Das Interview führte Antonia Oettingen.

Seit Viktor Orbán vor zwei Jahren zum ungarischen Ministerpräsidenten gewählt wurde und  die nach neueren Erkenntnissen von seiner Partei 2002 mit ins Leben gerufene, offen antiziganisch und antisemitsch auftretende Partei Jobbik drittstärkste Kraft im Land wurde, ereignen sich in Ungarn besorgniserregende Vorgänge: Pressefreiheit und Bürgerrechte sind erheblich eingeschränkt, Reformen in der Justiz bedrohen deren Unabhängigkeit und Roma werden von der ‚ungarischen Garde‘ und weiteren rechtsextremistischen Gruppierungen regelrecht verfolgt. In einem Drittel der Grundschulen gibt es ethnische Trennungen, und offen zur Schau gestellter Antisemitismus und Antiziganismus sind salonfähig geworden. Die EU reagiert mit Sanktionen wie Vertragsverletzungsverfahren und verweigert der ungarischen Regierung Fördergelder aus Brüssel – aber reicht das?

Netz-gegen-Nazis.de hat mit der Kulturwissenschaftlerin und gebürtigen Budapesterin Magdalena Marsovszky über die Entwicklungen in ihrem Land gesprochen. Sie ist freie Publizistin, Lehrbeauftragte an der Hochschule Fulda, Vorstandsmitglied des Villigster Forschungsforums zu Nationalsozialismus, Antisemitismus und Rassismus e.V und Vorstandsmitglied der in Ungarn tätigen Bürgerbewegung für die Republik.

Können Sie sich mit dem heutigen Ungarn identifizieren?

Nicht mit dem ganzen Land. Das wäre zu viel verlangt. Mit der Politik Ungarns kann ich mich definitiv nicht identifizieren, aber mit den Menschen. Es gibt fantastische Demokrat*innen in Ungarn. Man versucht, sie zum Schweigen zu bringen, aber es ist nicht gelungen.

Sie haben einmal gesagt: „Ungarn hat keinen Begriff von Demokratie“.  Was meinen Sie damit?
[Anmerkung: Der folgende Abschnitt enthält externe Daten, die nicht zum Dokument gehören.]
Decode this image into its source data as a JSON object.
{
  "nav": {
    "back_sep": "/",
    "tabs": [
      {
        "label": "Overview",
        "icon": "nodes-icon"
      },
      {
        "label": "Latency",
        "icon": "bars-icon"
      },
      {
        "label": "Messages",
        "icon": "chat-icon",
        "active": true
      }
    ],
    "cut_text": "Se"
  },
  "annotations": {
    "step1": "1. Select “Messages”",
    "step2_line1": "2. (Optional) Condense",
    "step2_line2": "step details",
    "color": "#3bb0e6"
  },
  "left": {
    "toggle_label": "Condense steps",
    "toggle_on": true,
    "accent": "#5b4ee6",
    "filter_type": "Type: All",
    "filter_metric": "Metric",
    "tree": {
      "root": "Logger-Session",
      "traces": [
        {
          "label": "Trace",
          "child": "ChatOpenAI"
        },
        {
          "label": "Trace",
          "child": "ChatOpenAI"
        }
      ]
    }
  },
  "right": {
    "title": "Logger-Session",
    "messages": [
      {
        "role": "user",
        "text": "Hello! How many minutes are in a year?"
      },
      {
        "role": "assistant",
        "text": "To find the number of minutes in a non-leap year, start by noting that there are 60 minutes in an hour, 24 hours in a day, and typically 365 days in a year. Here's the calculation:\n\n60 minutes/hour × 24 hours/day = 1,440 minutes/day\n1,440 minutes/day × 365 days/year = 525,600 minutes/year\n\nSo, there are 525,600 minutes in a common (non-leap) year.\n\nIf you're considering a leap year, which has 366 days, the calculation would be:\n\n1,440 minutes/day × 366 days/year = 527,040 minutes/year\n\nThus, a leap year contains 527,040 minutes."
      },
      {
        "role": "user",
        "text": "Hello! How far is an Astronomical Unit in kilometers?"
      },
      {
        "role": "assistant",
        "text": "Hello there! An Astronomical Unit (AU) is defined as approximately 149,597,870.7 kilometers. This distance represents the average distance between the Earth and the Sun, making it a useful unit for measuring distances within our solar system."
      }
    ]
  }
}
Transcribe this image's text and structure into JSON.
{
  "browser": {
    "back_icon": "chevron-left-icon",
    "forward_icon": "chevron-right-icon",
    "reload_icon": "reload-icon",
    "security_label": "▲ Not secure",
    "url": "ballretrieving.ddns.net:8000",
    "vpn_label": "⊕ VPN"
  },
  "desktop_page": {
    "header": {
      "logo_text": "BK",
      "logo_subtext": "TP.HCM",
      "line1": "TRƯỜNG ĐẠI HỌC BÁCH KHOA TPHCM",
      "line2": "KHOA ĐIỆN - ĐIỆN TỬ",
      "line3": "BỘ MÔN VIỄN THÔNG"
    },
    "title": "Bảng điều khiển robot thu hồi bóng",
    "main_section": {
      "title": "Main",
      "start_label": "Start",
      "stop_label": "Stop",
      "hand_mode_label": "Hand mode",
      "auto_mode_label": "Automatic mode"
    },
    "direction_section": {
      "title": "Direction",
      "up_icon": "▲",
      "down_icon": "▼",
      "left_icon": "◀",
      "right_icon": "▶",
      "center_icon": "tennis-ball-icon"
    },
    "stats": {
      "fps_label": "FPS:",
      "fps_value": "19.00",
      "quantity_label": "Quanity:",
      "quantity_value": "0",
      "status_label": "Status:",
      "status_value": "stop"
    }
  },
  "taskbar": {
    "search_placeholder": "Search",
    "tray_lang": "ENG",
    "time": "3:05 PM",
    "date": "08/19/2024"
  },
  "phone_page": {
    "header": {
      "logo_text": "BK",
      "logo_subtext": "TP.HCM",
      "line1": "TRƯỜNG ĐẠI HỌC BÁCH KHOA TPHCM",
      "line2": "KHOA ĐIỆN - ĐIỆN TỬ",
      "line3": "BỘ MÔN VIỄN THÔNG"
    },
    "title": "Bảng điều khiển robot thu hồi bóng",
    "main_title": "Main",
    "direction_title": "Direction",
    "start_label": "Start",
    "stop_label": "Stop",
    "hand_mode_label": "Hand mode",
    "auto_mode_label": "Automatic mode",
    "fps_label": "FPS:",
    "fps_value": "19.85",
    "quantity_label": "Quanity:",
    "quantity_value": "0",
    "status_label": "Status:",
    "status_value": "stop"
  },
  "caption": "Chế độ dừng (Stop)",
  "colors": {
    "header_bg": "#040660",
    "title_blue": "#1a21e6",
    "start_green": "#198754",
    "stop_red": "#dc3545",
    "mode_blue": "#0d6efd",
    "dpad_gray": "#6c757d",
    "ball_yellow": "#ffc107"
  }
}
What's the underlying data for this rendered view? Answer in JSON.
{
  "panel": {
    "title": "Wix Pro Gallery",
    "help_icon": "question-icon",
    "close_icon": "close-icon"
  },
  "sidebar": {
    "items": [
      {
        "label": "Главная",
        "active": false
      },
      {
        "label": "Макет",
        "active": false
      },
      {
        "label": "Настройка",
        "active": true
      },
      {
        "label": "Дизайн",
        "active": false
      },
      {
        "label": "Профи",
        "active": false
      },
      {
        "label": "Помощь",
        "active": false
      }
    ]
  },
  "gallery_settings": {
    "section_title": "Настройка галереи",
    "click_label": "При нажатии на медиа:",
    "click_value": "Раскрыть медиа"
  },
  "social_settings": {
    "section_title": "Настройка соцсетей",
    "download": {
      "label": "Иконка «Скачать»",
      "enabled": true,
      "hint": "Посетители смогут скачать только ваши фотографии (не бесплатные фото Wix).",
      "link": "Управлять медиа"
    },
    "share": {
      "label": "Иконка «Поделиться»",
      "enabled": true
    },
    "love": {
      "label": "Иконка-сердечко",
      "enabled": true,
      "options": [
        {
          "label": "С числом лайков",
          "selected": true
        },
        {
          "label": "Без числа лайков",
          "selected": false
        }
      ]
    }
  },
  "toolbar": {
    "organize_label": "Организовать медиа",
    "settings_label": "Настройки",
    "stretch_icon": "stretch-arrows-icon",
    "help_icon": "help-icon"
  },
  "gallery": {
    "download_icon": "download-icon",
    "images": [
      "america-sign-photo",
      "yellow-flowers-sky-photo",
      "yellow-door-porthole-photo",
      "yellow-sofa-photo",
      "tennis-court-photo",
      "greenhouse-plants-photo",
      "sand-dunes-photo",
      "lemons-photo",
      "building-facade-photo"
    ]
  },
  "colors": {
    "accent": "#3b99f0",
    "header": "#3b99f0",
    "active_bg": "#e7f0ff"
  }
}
Es gibt keinen konsequenten Demokratiebegriff in Ungarn. Die Regierung hat eine ausgesprochen antidemokratische Auffassung von Politik. Demokratie wird von der Fidesz-Regierung als Ethnopluralismus praktiziert. Ziel ist eine geschlossene, völkische und vermeintlich ethnisch homogene Volksgemeinschaft. Die Regierung versucht mit allen Mitteln, die Identität des Landes im Sinne einer Volkstumspolitik zu stabilisieren. Die Gesamtkommunikation der Regierung, wie z.B. auch die des stellvertretenden Ministerpräsidenten, Zsolt Semjén, der für die nationale Integration zuständig ist, ist völkisch. Mit völkischer Gesamtkommunikation meine ich, wenn ein und dieselbe Einstellung permanent von allen Seiten suggeriert wird. Das ist einmal ein imperiales und revanchistisches Denken in den Kategorien von Großungarn und zweitens die permanente Vermittlung der Ansicht, dass die Magyaren im In- und Ausland eine ethnisch-kulturelle und eine blutmäßige Abstammungsgemeinschaft seien. Ziel ist das „Erwachen der organisch gewachsenen  Nation“. Die Völkischen im Lande, die sich für „national gesinnt“ halten, betrachten alle Anderen als „a-national“, „fremdherzig“, „antimagyarisch“, „kosmopolitisch“, „links“, „bolschewistisch“, linksliberal“ usw. Die Medienlandschaft ist zweigeteilt in die „national-gesinnten“ und die liberalen, demokratischen Kräfte, die als das „Kosmopolitische“ und der „Feind“ dämonisiert werden. Letztere werden codiert antisemitisch als „verjudet“ und „Verräter der Nation“ angefeindet. Es ist in Ungarn allgemein bekannt, dass alles anationale gleichsam mit „dem Jüdischen“ und dem Feind gleichzusetzen ist. Seit etwa 20 Jahren ist das schon so wobei das völkische Denken natürlich auf eine viel ältere Tradition zurückblickt und geht, wie in Deutschland, bis ins 19. Jh. zurück. Die völkische Konzeption der Nation führt zwangsweise zu Ausgrenzungen und der Schaffung von Feindbildern, weil sie auf Ausgrenzung angewiesen ist, um sich selbst zu definieren. Neben Homophobie, Antisemitismus und Antiziganismus gibt es eine Intellektuellen-Feindlichkeit, von der auch kritische Philosophen betroffen sind.  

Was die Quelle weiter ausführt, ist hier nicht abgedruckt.